Осенью 1961 года Аля наконец получила квартиру. Комната была совсем пустая, только посреди стоял игрушечный мягкий пудель, которого подарила Аня Саакянц. Мы обнялись. Аля прошептала:

– Моя первая своя комната в жизни!

Кончились мытарства в темном, заставленном углу у тети Лили, где не было ни своего стола, ни даже стула, а только матрас на двух сундуках. Не надо было ходить к соседу Леве, чтобы в его отсутствие печатать на машинке, не надо было, наконец, круглый год жить в только что построенном домике в Тарусе, вдали от Москвы, вдали от всего, что тогда было жизненно необходимо и давало заработок.

Правда, две зимы, проведенные в Тарусе, Аля потом вспоминала с нежностью. Был чудный воздух, чистые снега, были уют и тепло от печки, и, хотя быт был очень труден, мы были вместе, а Аля еще сравнительно здорова. Мы с ней совершали длинные прогулки по заснувшему городку, когда гулко отзывался в тишине хруст снега, иногда где-то тявкала собака, а надо всем этим было темное небо и сверкающие звезды.

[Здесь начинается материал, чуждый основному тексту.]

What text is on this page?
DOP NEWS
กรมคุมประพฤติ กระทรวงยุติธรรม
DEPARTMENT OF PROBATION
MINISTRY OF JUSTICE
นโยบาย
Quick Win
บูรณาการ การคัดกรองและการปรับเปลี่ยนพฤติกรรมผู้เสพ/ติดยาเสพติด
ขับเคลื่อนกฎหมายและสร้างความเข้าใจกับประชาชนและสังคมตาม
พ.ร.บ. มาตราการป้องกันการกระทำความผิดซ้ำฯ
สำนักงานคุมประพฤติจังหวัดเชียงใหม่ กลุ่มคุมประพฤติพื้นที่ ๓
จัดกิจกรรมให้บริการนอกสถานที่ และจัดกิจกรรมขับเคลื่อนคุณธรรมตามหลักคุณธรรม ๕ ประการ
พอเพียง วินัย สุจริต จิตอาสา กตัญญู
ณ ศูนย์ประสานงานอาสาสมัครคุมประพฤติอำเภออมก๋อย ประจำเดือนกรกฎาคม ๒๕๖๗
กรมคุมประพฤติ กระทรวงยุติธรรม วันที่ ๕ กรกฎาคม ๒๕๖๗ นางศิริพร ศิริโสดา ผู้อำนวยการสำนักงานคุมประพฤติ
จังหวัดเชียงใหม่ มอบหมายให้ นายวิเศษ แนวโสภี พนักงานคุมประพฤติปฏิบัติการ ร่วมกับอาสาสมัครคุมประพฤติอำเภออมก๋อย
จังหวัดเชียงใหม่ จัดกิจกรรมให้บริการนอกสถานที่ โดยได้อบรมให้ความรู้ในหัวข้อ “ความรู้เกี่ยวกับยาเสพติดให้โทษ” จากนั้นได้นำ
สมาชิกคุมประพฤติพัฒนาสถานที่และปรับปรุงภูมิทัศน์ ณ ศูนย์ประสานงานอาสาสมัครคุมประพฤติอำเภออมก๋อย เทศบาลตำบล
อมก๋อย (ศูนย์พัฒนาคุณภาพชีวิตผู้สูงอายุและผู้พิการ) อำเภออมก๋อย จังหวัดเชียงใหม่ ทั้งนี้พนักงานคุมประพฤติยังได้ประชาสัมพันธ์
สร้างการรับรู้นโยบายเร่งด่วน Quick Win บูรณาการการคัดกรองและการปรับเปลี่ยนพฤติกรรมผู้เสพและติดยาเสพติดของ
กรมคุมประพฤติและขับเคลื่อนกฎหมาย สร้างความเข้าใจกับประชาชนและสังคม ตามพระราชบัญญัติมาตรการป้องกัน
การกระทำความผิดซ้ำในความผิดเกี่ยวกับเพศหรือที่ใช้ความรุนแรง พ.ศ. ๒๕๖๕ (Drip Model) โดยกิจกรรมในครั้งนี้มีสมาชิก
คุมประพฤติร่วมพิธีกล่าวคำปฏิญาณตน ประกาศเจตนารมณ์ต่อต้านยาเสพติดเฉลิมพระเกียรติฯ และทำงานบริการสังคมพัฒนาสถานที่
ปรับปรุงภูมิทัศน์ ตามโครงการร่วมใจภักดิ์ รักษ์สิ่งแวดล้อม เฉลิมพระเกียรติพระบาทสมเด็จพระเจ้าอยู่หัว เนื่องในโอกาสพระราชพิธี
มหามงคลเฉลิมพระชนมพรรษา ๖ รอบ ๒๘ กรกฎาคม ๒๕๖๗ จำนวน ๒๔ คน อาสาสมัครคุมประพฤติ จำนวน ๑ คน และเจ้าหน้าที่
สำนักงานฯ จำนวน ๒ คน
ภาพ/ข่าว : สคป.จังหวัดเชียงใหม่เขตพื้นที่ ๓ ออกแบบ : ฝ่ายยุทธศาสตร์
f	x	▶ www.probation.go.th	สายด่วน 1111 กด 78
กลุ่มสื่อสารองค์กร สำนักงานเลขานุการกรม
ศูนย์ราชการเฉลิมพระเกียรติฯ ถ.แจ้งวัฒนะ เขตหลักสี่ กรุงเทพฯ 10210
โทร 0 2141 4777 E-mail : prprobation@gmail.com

К нам иногда приезжали гости, мы на разные лады справляли Новый год, смеялись, радовались, и казалось, что жизнь наконец обернулась к нам лицом – нас двое, есть надежда, есть возможность жить осмысленно, по велению совести. Аля тогда очень похорошела, окрепла. Была полна планов, главным из которых было сохранение и издание наследия М. И. Цветаевой.

Я уговорила ее взяться потом за автобиографическую книгу, которую мы условно называли «Мои сто встреч». Она должна была начинаться с воспоминаний о Франции и потом дойти до наших дней. Аля обычно усмехалась: «Посмотрим, будет ли это потом…»

Приезжала к нам зимой в Тарусу погостить и Ирочка Емельянова, дочь Ольги Всеволодовны Ивинской, друга Б. Л. Пастернака. Ира к тому времени досрочно освободилась из лагеря, куда Аля посылала ей письма, продуктовые посылки и даже вязаные кофточки. Ира обожала Алю и восхищалась ею.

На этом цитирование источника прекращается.